Comme à chaque fois quand elle perd pied, la diplomatie algérienne se tourne vers ses alliés traditionnels, comme le Venezuela ou l’Afrique du Sud, pour trouver appui à ses thèses. En Afrique, elle vise toujours l’Afrique du Sud et certains pays limitrophes qui croient encore à sa thèse mais sans grande conviction. Le Nigeria ne fait pas partie de ce périple, ce qui augure un changement de position de ce pays sur l’affaire saharienne.
La diplomatie algérienne préfère généralement convaincre des pays loin de la région, qui connaissent peu son histoire et la genèse du conflit issu de la guerre froide. La visite de Boukadoun à Pretoria entre dans ce cadre.
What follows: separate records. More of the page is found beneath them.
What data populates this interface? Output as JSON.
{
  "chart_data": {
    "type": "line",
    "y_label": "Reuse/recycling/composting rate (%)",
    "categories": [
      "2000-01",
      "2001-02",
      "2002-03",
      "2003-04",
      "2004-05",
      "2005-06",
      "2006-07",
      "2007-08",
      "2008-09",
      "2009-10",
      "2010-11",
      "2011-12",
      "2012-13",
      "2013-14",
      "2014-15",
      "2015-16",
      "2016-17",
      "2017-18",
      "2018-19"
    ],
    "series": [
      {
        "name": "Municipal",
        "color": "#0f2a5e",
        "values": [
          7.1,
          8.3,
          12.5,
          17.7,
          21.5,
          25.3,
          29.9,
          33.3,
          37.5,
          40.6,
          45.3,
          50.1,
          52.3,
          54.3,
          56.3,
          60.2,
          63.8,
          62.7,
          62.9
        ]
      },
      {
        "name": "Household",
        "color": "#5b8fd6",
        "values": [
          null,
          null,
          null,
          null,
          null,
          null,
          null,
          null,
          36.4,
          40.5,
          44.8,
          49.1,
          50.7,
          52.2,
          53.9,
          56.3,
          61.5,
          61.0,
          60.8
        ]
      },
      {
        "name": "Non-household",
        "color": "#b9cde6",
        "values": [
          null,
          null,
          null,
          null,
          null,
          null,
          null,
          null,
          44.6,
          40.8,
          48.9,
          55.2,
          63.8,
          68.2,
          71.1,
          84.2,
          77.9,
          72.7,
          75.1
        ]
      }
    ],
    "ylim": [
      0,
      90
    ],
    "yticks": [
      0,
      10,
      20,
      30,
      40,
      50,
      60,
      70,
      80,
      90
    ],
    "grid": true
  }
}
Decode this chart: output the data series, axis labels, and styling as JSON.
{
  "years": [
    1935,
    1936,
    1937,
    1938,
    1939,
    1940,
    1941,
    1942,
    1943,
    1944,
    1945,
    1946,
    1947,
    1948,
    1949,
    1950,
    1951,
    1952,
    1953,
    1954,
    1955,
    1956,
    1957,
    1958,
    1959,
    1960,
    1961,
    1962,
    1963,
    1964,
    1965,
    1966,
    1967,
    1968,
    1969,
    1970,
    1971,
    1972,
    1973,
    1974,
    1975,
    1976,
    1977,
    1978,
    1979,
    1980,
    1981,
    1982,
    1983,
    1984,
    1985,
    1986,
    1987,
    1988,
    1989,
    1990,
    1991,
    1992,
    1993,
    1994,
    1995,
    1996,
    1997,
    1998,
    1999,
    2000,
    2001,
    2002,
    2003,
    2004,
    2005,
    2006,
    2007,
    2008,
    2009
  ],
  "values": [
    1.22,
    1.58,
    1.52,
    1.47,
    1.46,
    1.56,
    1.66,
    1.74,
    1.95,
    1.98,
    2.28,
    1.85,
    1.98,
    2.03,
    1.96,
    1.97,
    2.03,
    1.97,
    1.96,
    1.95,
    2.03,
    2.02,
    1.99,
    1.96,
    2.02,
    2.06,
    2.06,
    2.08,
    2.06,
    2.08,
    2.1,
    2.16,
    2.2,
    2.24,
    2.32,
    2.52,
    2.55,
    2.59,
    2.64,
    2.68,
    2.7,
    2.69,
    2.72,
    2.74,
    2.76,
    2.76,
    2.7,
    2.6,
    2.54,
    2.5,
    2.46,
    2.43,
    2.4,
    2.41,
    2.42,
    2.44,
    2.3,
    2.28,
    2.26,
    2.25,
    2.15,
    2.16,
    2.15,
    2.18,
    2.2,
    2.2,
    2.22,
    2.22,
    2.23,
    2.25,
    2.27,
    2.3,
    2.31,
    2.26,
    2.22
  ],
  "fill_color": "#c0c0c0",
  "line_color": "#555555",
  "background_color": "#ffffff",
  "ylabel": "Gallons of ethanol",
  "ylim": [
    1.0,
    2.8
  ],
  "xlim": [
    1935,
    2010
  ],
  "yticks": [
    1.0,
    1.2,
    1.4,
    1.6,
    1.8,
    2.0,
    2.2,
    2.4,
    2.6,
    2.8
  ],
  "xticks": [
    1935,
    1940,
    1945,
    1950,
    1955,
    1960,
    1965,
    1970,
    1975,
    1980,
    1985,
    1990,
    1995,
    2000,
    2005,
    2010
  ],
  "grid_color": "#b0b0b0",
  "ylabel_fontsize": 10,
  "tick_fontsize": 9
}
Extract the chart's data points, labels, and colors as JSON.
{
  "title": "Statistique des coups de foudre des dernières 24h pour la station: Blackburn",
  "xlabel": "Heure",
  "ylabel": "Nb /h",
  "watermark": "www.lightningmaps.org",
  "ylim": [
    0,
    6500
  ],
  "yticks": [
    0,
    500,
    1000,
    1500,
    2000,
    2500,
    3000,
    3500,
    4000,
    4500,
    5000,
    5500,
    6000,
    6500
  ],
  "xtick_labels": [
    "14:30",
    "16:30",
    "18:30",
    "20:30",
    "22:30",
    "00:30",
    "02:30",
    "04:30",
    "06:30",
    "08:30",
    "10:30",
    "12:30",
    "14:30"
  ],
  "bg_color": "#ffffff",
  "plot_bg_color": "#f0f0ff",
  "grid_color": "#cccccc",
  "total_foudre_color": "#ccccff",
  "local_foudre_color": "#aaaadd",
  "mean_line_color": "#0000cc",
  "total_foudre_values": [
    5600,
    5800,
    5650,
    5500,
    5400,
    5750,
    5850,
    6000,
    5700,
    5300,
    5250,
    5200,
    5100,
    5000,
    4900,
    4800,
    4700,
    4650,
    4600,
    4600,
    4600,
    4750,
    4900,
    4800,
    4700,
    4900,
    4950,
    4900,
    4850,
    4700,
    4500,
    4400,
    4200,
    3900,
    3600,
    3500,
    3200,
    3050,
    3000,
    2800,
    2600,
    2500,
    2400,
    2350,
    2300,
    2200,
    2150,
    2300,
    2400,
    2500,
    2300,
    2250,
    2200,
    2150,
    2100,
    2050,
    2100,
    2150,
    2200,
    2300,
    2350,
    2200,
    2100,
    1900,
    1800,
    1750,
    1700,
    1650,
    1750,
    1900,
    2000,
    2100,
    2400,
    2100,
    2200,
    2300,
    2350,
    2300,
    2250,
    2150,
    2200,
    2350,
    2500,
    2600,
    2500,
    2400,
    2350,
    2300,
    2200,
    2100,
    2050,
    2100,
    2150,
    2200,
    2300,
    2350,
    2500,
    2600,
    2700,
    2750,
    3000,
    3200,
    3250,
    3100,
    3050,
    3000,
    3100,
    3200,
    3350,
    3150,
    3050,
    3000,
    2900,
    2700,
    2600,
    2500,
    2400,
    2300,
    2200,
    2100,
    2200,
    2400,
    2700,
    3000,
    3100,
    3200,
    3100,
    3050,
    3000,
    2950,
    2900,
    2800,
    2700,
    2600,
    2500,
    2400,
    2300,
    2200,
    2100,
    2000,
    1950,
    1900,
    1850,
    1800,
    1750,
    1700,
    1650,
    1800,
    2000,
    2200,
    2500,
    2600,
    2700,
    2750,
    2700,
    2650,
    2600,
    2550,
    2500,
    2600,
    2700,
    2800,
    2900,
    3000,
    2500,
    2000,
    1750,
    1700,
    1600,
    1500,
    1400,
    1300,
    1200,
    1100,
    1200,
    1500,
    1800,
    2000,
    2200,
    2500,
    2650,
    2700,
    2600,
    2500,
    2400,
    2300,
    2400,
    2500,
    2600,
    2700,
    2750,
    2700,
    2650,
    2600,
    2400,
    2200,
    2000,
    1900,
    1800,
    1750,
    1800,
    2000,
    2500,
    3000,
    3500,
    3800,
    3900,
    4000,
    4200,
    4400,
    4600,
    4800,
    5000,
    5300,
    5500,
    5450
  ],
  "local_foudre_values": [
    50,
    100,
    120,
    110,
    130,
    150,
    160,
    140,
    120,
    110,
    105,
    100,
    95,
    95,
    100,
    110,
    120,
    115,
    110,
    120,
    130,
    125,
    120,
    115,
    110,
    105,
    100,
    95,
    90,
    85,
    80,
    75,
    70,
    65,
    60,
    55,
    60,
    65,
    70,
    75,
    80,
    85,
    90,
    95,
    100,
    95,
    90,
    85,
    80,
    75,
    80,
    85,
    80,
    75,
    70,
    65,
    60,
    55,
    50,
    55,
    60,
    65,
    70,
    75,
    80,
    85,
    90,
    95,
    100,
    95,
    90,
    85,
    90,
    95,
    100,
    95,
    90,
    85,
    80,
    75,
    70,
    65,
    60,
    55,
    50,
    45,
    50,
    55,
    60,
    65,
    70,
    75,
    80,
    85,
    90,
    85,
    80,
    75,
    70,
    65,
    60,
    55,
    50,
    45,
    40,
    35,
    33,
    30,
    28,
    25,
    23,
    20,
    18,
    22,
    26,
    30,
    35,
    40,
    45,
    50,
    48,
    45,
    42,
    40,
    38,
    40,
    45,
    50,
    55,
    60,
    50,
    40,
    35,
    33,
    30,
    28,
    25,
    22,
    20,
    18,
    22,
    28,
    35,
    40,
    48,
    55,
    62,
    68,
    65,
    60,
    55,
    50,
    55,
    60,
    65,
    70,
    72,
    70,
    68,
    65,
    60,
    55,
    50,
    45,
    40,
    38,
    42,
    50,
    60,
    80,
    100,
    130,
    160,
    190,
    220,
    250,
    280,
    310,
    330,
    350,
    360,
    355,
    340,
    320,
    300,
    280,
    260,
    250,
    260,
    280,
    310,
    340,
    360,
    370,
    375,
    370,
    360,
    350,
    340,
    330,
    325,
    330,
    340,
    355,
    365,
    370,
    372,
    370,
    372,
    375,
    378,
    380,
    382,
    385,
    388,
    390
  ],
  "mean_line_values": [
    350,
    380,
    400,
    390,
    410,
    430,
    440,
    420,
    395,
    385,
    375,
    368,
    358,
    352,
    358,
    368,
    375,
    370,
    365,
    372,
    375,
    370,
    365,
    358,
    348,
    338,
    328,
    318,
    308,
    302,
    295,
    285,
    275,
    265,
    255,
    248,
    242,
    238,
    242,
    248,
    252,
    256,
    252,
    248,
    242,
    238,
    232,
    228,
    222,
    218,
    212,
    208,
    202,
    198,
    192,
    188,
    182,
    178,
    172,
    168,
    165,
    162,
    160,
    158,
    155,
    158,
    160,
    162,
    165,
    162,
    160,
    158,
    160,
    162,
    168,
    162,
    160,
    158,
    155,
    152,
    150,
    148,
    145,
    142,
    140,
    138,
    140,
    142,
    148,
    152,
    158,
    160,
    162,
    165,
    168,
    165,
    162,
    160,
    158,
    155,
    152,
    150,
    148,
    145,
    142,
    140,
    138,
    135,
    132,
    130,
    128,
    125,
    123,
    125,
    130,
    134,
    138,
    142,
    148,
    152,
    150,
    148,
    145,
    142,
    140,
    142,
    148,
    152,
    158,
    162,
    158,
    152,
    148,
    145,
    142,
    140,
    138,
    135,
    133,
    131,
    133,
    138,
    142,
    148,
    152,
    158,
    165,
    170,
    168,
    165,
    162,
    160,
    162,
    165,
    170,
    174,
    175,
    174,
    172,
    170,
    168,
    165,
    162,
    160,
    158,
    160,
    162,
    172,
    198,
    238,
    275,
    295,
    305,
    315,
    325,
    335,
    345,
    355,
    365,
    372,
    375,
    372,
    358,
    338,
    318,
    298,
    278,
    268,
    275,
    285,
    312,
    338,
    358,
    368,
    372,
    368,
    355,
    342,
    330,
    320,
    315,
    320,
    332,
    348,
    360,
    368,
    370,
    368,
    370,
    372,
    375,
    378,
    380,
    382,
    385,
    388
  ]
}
Dans ces temps de la pandémie de la Covid, où les rencontres diplomatiques se font souvent par vidéo-conférence, le fait de se donner la peine d’effectuer ce long périple démontre à quel point la diplomatie algérienne est désespérée.
Le résultat de cette visite sont des communiqués somme toute réchauffés qui n’apportent rien de neuf, si ce n’est de rappeler des principes qui ont démontré par le passé leurs limites : les pays expriment leurs inquiétudes quant à l’évolution du dossier du Sahara et aux escalades militaires que connaît la région. Ils demandent au Secrétaire Général des Nations-unies de nommer rapidement un Envoyé spécial au Sahara. Les mêmes termes, la même logique pour un dossier dont les grandes puissances estiment qu’il a assez duré et qu’il est temps de le clore autour d’une autonomie régionale au sein du Royaume du Maroc.